Reporting on China's
'black gold'

New Zealand Herald investigative reporter Olivia Carville and investigative photographer Mike Scott travelled to China late last year to cover stories including the billion-dollar global hair trade. The trip was made possible with the help of an Asia New Zealand Foundation media travel grant. In this article, Carville describes the trip and some of the difficulties they encountered.

Whether or not the trade in hair is exploitative was debated extensively when Carville and Scott's piece was published in the Herald

I tried to order sweet and sour chicken with fried rice via an iPhone translator app in Huaibei.

I failed.

I tried to act cool while accepting a breakfast cigarette with a bunch of Chinese businessmen in Taihe.

I failed.

I tried to turn the lights off in my hotel room in Guangzhou.

I failed.

I tried to blend into the background and inconspicuously bear witness to the industry I was investigating in rural China.

I failed.

In October, photographer Mike Scott and I travelled thousands of kilometres across China to investigate the billion dollar global hair trade, with the financial support of the Asia New Zealand Foundation.

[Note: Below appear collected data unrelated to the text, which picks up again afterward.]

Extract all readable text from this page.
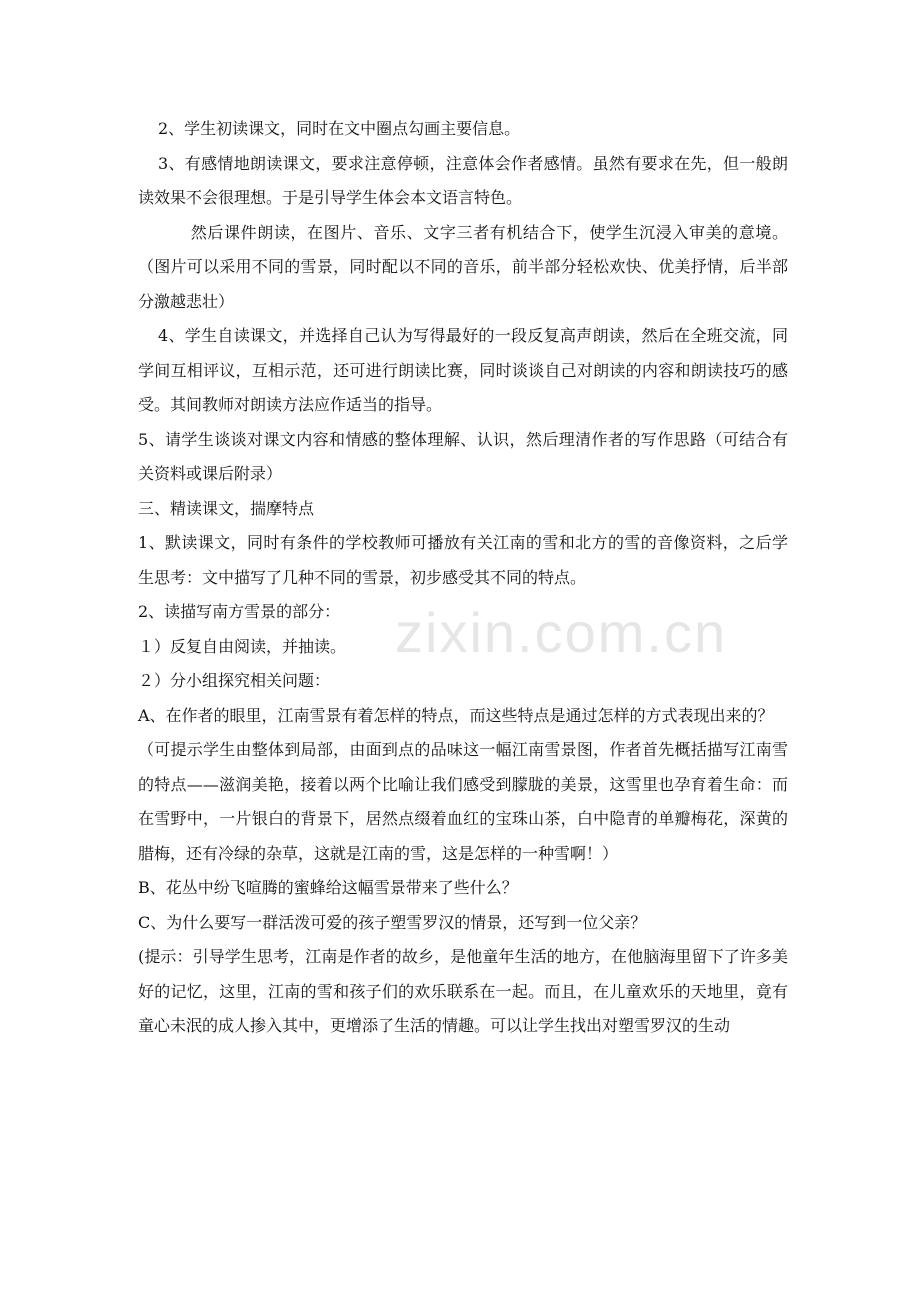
zixin.com.cn

2、学生初读课文，同时在文中圈点勾画主要信息。

3、有感情地朗读课文，要求注意停顿，注意体会作者感情。虽然有要求在先，但一般朗读效果不会很理想。于是引导学生体会本文语言特色。

然后课件朗读，在图片、音乐、文字三者有机结合下，使学生沉浸入审美的意境。（图片可以采用不同的雪景，同时配以不同的音乐，前半部分轻松欢快、优美抒情，后半部分激越悲壮）

4、学生自读课文，并选择自己认为写得最好的一段反复高声朗读，然后在全班交流，同学间互相评议，互相示范，还可进行朗读比赛，同时谈谈自己对朗读的内容和朗读技巧的感受。其间教师对朗读方法应作适当的指导。

5、请学生谈谈对课文内容和情感的整体理解、认识，然后理清作者的写作思路（可结合有关资料或课后附录）

三、精读课文，揣摩特点

1、默读课文，同时有条件的学校教师可播放有关江南的雪和北方的雪的音像资料，之后学生思考：文中描写了几种不同的雪景，初步感受其不同的特点。

2、读描写南方雪景的部分：

１）反复自由阅读，并抽读。

２）分小组探究相关问题：

A、在作者的眼里，江南雪景有着怎样的特点，而这些特点是通过怎样的方式表现出来的？

（可提示学生由整体到局部，由面到点的品味这一幅江南雪景图，作者首先概括描写江南雪的特点——滋润美艳，接着以两个比喻让我们感受到朦胧的美景，这雪里也孕育着生命：而在雪野中，一片银白的背景下，居然点缀着血红的宝珠山茶，白中隐青的单瓣梅花，深黄的腊梅，还有冷绿的杂草，这就是江南的雪，这是怎样的一种雪啊！）

B、花丛中纷飞喧腾的蜜蜂给这幅雪景带来了些什么？

C、为什么要写一群活泼可爱的孩子塑雪罗汉的情景，还写到一位父亲？

(提示：引导学生思考，江南是作者的故乡，是他童年生活的地方，在他脑海里留下了许多美好的记忆，这里，江南的雪和孩子们的欢乐联系在一起。而且，在儿童欢乐的天地里，竟有童心未泯的成人掺入其中，更增添了生活的情趣。可以让学生找出对塑雪罗汉的生动
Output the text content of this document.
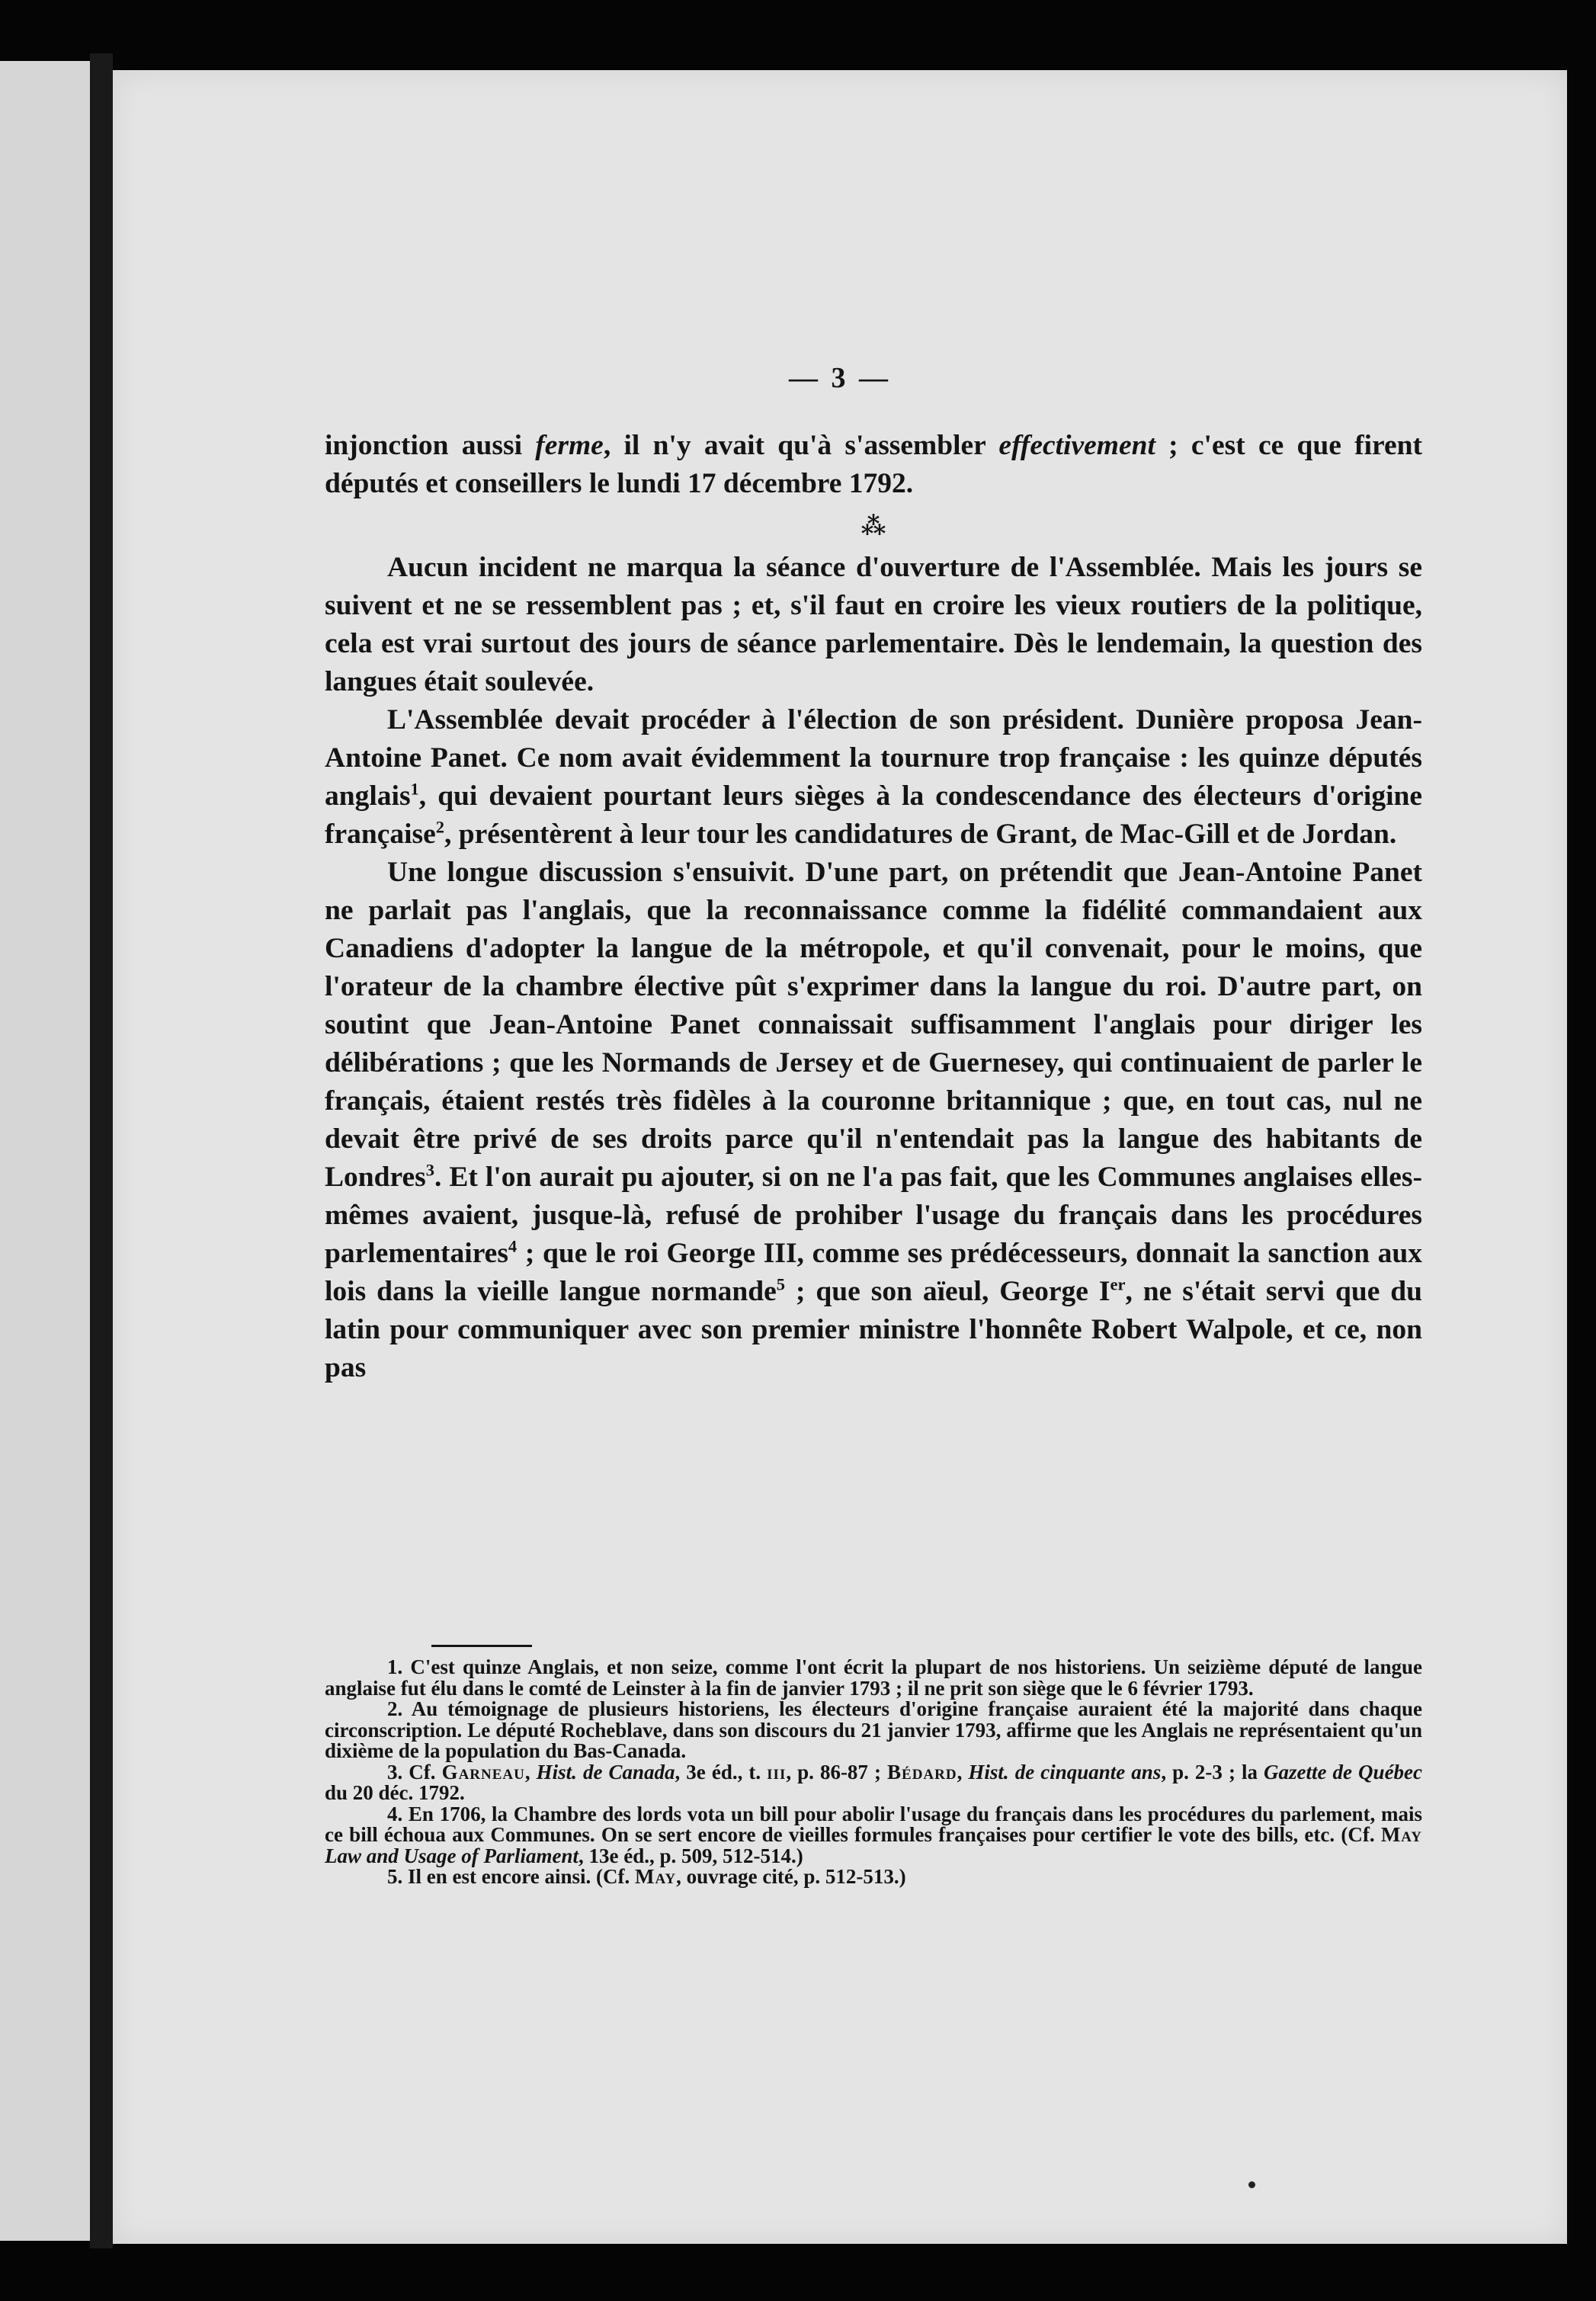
— 3 —

injonction aussi ferme, il n'y avait qu'à s'assembler effectivement ; c'est ce que firent députés et conseillers le lundi 17 décembre 1792.

⁂

Aucun incident ne marqua la séance d'ouverture de l'Assemblée. Mais les jours se suivent et ne se ressemblent pas ; et, s'il faut en croire les vieux routiers de la politique, cela est vrai surtout des jours de séance parlementaire. Dès le lendemain, la question des langues était soulevée.

L'Assemblée devait procéder à l'élection de son président. Dunière proposa Jean-Antoine Panet. Ce nom avait évidemment la tournure trop française : les quinze députés anglais$^1$, qui devaient pourtant leurs sièges à la condescendance des électeurs d'origine française$^2$, présentèrent à leur tour les candidatures de Grant, de Mac-Gill et de Jordan.

Une longue discussion s'ensuivit. D'une part, on prétendit que Jean-Antoine Panet ne parlait pas l'anglais, que la reconnaissance comme la fidélité commandaient aux Canadiens d'adopter la langue de la métropole, et qu'il convenait, pour le moins, que l'orateur de la chambre élective pût s'exprimer dans la langue du roi. D'autre part, on soutint que Jean-Antoine Panet connaissait suffisamment l'anglais pour diriger les délibérations ; que les Normands de Jersey et de Guernesey, qui continuaient de parler le français, étaient restés très fidèles à la couronne britannique ; que, en tout cas, nul ne devait être privé de ses droits parce qu'il n'entendait pas la langue des habitants de Londres$^3$. Et l'on aurait pu ajouter, si on ne l'a pas fait, que les Communes anglaises elles-mêmes avaient, jusque-là, refusé de prohiber l'usage du français dans les procédures parlementaires$^4$ ; que le roi George III, comme ses prédécesseurs, donnait la sanction aux lois dans la vieille langue normande$^5$ ; que son aïeul, George Ier, ne s'était servi que du latin pour communiquer avec son premier ministre l'honnête Robert Walpole, et ce, non pas

1. C'est quinze Anglais, et non seize, comme l'ont écrit la plupart de nos historiens. Un seizième député de langue anglaise fut élu dans le comté de Leinster à la fin de janvier 1793 ; il ne prit son siège que le 6 février 1793.

2. Au témoignage de plusieurs historiens, les électeurs d'origine française auraient été la majorité dans chaque circonscription. Le député Rocheblave, dans son discours du 21 janvier 1793, affirme que les Anglais ne représentaient qu'un dixième de la population du Bas-Canada.

3. Cf. Garneau, Hist. de Canada, 3e éd., t. iii, p. 86-87 ; Bédard, Hist. de cinquante ans, p. 2-3 ; la Gazette de Québec du 20 déc. 1792.

4. En 1706, la Chambre des lords vota un bill pour abolir l'usage du français dans les procédures du parlement, mais ce bill échoua aux Communes. On se sert encore de vieilles formules françaises pour certifier le vote des bills, etc. (Cf. May Law and Usage of Parliament, 13e éd., p. 509, 512-514.)

5. Il en est encore ainsi. (Cf. May, ouvrage cité, p. 512-513.)
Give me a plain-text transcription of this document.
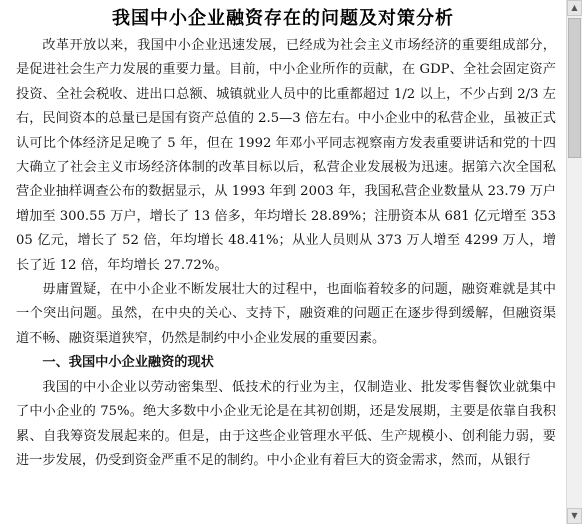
我国中小企业融资存在的问题及对策分析

改革开放以来，我国中小企业迅速发展，已经成为社会主义市场经济的重要组成部分，是促进社会生产力发展的重要力量。目前，中小企业所作的贡献，在 GDP、全社会固定资产投资、全社会税收、进出口总额、城镇就业人员中的比重都超过 1/2 以上，不少占到 2/3 左右，民间资本的总量已是国有资产总值的 2.5—3 倍左右。中小企业中的私营企业，虽被正式认可比个体经济足足晚了 5 年，但在 1992 年邓小平同志视察南方发表重要讲话和党的十四大确立了社会主义市场经济体制的改革目标以后，私营企业发展极为迅速。据第六次全国私营企业抽样调查公布的数据显示，从 1993 年到 2003 年，我国私营企业数量从 23.79 万户增加至 300.55 万户，增长了 13 倍多，年均增长 28.89%；注册资本从 681 亿元增至 35305 亿元，增长了 52 倍，年均增长 48.41%；从业人员则从 373 万人增至 4299 万人，增长了近 12 倍，年均增长 27.72%。

毋庸置疑，在中小企业不断发展壮大的过程中，也面临着较多的问题，融资难就是其中一个突出问题。虽然，在中央的关心、支持下，融资难的问题正在逐步得到缓解，但融资渠道不畅、融资渠道狭窄，仍然是制约中小企业发展的重要因素。

一、我国中小企业融资的现状

我国的中小企业以劳动密集型、低技术的行业为主，仅制造业、批发零售餐饮业就集中了中小企业的 75%。绝大多数中小企业无论是在其初创期，还是发展期，主要是依靠自我积累、自我筹资发展起来的。但是，由于这些企业管理水平低、生产规模小、创利能力弱，要进一步发展，仍受到资金严重不足的制约。中小企业有着巨大的资金需求，然而，从银行

▲
▼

The story was a success: it ignited a heated social media debate, was rated as one of the world’s top “12 incredible photo stories you absolutely can’t miss” on Buzzfeed and our video was viewed by more than one million people, making it one of the Herald’s most popular videos of all time.

But, as Bill Gates once said: “It’s fine to celebrate success but it is more important to heed the lessons of failure.”

Before I start diving into the details of our many failures, I wanted to acknowledge that this trip was an amazing, eye-opening experience. It exposed me to the nuances of a culture I had never really understood before.

I’d always found the Chinese community in New Zealand to be relatively private and reserved. But, over there, particularly in the rural areas beyond the buzz of big city life, the people were friendly, inquisitive, helpful and warm.

Thank God, because never before have Mike and I felt more ignorant or more completely dependent on other people -- which brings me to our failures.

One night we tried to order sweet and sour chicken via a translator app and were served a plate of fried egg crust sprinkled with sugar and hundreds and thousands. The chefs in the kitchen all stopped cooking and watched, laughing amongst themselves as the plate was delivered to our table.

We sung Britney Spears ‘I love rock ‘n’ roll’ in English in a karaoke bar in a small town. I recall turning around as Britney was grinding in her underwear to find the whole room watching us, stunned into silence.

We suffered toilet crises in rural villages, we both fell asleep in inappropriate locations, including the subway, a hotel lobby and a cell phone store.

We missed every significant tourist landmark we passed on our 2000km journey.

Much of our trip was spent on trains, almost 36 hours in total. On every trip, we arrived to the platform so late we missed a seat. The first time it was comical, we sat in a booth in the restaurant carriage drinking beer with locals and trying to communicate via the aforementioned translator app.

The last time it was not so funny. The 14-hour overnight train from Fuyang to Shanghai was spent sleeping on our hands, pinned into a restaurant carriage booth, sans air conditioning.

This may all sound like a tame version of a teenage backpacking trip, but Mike and I had a job to do. I had spent months researching the hair industry, we had a jam-packed itinerary, multiple interviews in different cities, a hell of a lot of camera gear to lug around and a story to crack.

As journalists, we want to bear witness to daily realities without influencing them. We want to document, photograph and film the world while blending into its backgrounds.

But this was impossible while reporting from remote, rural areas like Taihe County where we were a clear minority in a not very diverse world.

Large groups of locals would gather around us at every stop, watch, point, laugh and photograph us photographing them.

During this journey, we saw extreme wealth crudely juxtaposed with extreme poverty.

Watch a slideshow of images taken by Carville and Scott while on assignment in China

The owners of the hair factories we visited wore brand new Nike sneakers and drove luxurious BMWs; the workers sat hunched over on small wooden stools, breathing in toxic peroxide chemicals and earning as little as $2 an hour.

We witnessed child exploitation and saw little girls having their hair hacked off on the side of the road.

Following the publication of our Black Gold investigation, we were flooded with feedback. Some people congratulated us; other criticised us, asking why they should care when hair is a renewable resource that grows back.

One reader commented: “On the scale of exploitation, this is a (negative) -10/10.”

I feel differently.

It’s true this wasn’t an investigation about death or corruption. It was an investigation into a by-product of global capitalism, into sacrificed beauty, into a product that is grown in Third World conditions and worn by First World consumers.

I wonder where that little girl with the shorn hair is now. I wonder what she thinks about us, and whether she will ever see the photos Mike took of her.

If anything, we hope our story leaves readers thinking about the invisible chains of labour behind consumerism, and about how much we are willing to pay to indulge our own vanity.